Tuesday, Aug. 12, 1997 | 10:02 a.m.

BOULDER CITY -- Behind Sunday's dark clouds, residents here managed to find a silver lining.

"Nobody's homeless, nobody was killed and nobody was injured," said Police Chief David Mullin, whose department's main pain was answering phone calls regarding the citywide power outage. "We got off pretty lucky."

But after the storm lashed the city with hurricane-strength gusts and splashed it with up to 3 inches of rain, causing more than $1 million in damage to public property alone, it was certainly more than just another manic Monday.

Especially for people such as Dena Weinberg, whose dry-cleaning business on Nevada Highway didn't exactly live up to its description when she first surveyed the wet and wild scene.

"It's a war zone," she said about eight hours into her day, with about four more hours of cleanup to go.

Though the city and many businesses like Weinberg's were in a state of emergency, she was in good spirits.

"That's the only way to be," she said. "I have my front counter out in my parking lot and I'm doing business as we speak. I'm the only cleaners in Boulder City and I'm not going to let these people down."

Besides a drive-up dry-cleaners, other post-storm sights included:

* Broken, downed and uprooted trees everywhere. About 40 were toppled at the Boulder City Golf Course, which had to be closed Monday. Also impressive was an old elm at Wilbur Square that had snapped in half.

"Judging from the size of some of those trees, it would have taken microburst winds," said Kim Runk, a science officer with the National Weather Service in Las Vegas who was here Monday to investigate the storm. He estimated that those bursts reached speeds of 80 mph. "You're talking hurricane-strength," he said.

* Mud, mud and more mud. City workers are working overtime to shovel and sweep up the earth that was carried onto city streets by runaway water. Many residents were doing the same just to get into their driveways.

One of the hardest-hit areas was Buchanan Avenue. The cost to clean up the debris, fix the road and replace the new curbs and gutters will be about $250,000, said Public Works Director Alan Gove.

Down past the end of that road, the city's new Wetlands Park has become more like a swamp. "It's pretty much wiped out," said Colleen Dwyer, public affairs specialist for the federal Bureau of Reclamation, which helped fund the project. Too bad, since the complex water purification system was "well on its way to being well-established."

The other side of town, the Hemenway Valley, was what Runk called the "bull's-eye" of the whole storm, as it received more rain in a few hours than Boulder City usually gets all year. Two roads that run through the valley down to U.S. 93 were closed by flash-flood damage. One of the roads was undercut by the current, dropping asphalt and earth about 15 feet down its side.

At Hemenway Park, the rolling waters spread a sea of rocks through the gazebos and grassy areas where bighorn sheep like to graze. At the softball fields, a mud slide crashed through the right-field fence, slid all the way past third and took out part of the home-team dugout.

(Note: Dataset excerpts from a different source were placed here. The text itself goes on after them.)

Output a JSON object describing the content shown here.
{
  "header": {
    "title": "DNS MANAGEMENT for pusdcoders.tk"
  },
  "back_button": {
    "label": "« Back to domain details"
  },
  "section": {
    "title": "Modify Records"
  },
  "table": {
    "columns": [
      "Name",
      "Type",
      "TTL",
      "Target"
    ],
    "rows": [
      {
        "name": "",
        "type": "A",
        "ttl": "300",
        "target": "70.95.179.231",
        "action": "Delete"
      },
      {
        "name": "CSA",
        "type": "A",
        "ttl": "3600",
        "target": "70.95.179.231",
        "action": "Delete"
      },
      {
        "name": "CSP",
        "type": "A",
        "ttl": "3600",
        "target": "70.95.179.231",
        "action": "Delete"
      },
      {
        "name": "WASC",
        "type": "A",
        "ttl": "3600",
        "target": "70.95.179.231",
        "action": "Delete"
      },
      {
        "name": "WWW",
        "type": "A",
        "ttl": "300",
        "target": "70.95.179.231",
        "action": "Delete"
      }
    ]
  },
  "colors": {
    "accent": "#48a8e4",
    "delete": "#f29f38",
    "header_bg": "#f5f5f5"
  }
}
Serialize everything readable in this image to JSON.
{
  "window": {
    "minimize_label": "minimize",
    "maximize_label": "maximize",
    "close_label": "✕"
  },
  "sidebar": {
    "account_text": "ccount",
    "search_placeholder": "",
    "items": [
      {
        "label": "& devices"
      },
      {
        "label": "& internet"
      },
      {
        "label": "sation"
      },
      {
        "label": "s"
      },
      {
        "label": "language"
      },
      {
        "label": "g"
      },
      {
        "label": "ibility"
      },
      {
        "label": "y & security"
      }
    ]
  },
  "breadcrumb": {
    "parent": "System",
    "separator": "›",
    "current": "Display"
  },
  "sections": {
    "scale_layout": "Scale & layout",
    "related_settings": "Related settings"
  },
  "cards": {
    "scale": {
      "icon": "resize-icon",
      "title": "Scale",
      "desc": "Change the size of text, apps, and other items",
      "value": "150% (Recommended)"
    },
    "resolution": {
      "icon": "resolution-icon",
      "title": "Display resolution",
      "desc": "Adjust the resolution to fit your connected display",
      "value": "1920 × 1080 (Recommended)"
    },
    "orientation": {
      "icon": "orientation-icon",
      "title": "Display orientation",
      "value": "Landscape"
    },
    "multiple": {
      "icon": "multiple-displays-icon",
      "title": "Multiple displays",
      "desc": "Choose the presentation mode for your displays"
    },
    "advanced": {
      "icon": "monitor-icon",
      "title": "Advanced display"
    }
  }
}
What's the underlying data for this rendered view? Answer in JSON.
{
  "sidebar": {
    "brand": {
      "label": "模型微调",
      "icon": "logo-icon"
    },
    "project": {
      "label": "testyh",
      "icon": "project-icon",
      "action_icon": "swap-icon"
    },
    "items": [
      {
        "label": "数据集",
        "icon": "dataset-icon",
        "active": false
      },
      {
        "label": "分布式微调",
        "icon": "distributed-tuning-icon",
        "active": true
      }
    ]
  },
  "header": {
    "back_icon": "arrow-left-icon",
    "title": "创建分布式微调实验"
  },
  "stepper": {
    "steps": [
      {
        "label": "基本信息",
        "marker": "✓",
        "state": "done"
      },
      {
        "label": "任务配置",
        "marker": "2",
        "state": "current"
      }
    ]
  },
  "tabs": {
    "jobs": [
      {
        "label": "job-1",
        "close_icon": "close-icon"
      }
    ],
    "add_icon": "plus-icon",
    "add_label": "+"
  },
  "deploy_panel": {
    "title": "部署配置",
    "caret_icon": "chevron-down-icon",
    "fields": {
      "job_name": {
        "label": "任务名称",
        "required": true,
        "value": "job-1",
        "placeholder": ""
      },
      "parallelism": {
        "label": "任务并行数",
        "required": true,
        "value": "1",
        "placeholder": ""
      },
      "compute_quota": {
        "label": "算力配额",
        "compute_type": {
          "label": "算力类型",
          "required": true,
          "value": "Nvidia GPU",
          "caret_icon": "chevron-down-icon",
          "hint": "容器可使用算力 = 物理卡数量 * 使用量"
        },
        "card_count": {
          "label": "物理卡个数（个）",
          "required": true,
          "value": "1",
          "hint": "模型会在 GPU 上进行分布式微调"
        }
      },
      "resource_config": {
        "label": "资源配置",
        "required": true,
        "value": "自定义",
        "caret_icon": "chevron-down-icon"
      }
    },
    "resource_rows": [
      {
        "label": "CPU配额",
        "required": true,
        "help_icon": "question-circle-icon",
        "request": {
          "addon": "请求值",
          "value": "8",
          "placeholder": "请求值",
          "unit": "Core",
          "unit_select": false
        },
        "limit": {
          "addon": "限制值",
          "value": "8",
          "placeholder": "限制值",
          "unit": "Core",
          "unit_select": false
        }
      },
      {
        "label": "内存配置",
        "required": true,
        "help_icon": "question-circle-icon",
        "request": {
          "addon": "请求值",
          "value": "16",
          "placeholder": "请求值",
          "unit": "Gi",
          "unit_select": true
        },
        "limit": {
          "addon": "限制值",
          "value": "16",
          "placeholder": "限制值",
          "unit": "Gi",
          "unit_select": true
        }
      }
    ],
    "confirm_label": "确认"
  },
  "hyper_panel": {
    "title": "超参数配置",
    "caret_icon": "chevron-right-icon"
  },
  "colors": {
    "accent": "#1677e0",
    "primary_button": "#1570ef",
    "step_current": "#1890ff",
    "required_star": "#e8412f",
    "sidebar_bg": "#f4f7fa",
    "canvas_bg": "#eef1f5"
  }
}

* Structural damage. The City Center office complex downtown was under construction until some weather-aided destruction. Several homes were flooded, some severe enough to force their belongings out to the front yard. Power poles and a few of the city's old-fashioned street lights were knocked over. And some Gingerwood Mobile Park residents have new addresses after a wall of water burst through and did a little rearranging.

Considering that the storm "greatly exceeded" the expected 100-year-flood, Gove was pleased with how the city held up. Even the Hemenway drainage system "worked quite well," despite losing the lower quarter of its multiuse path to erosion. The cost of repairing the channel, most of which runs along U.S. 93, will be about $600,000, Gove said.

The whole cleanup, he said, will take several months and more than $1 million.

City Manager John Sullard, whose workers are still assessing the damage, has implemented a disaster emergency plan, and along with the city of Henderson, is petitioning the state for relief.

The last time a state of emergency was declared was in 1984, after a storm that Boulder City historian Dennis McBride said rivaled Sunday's.

"There was severe flooding, but the building damage was much worse after this storm," he said.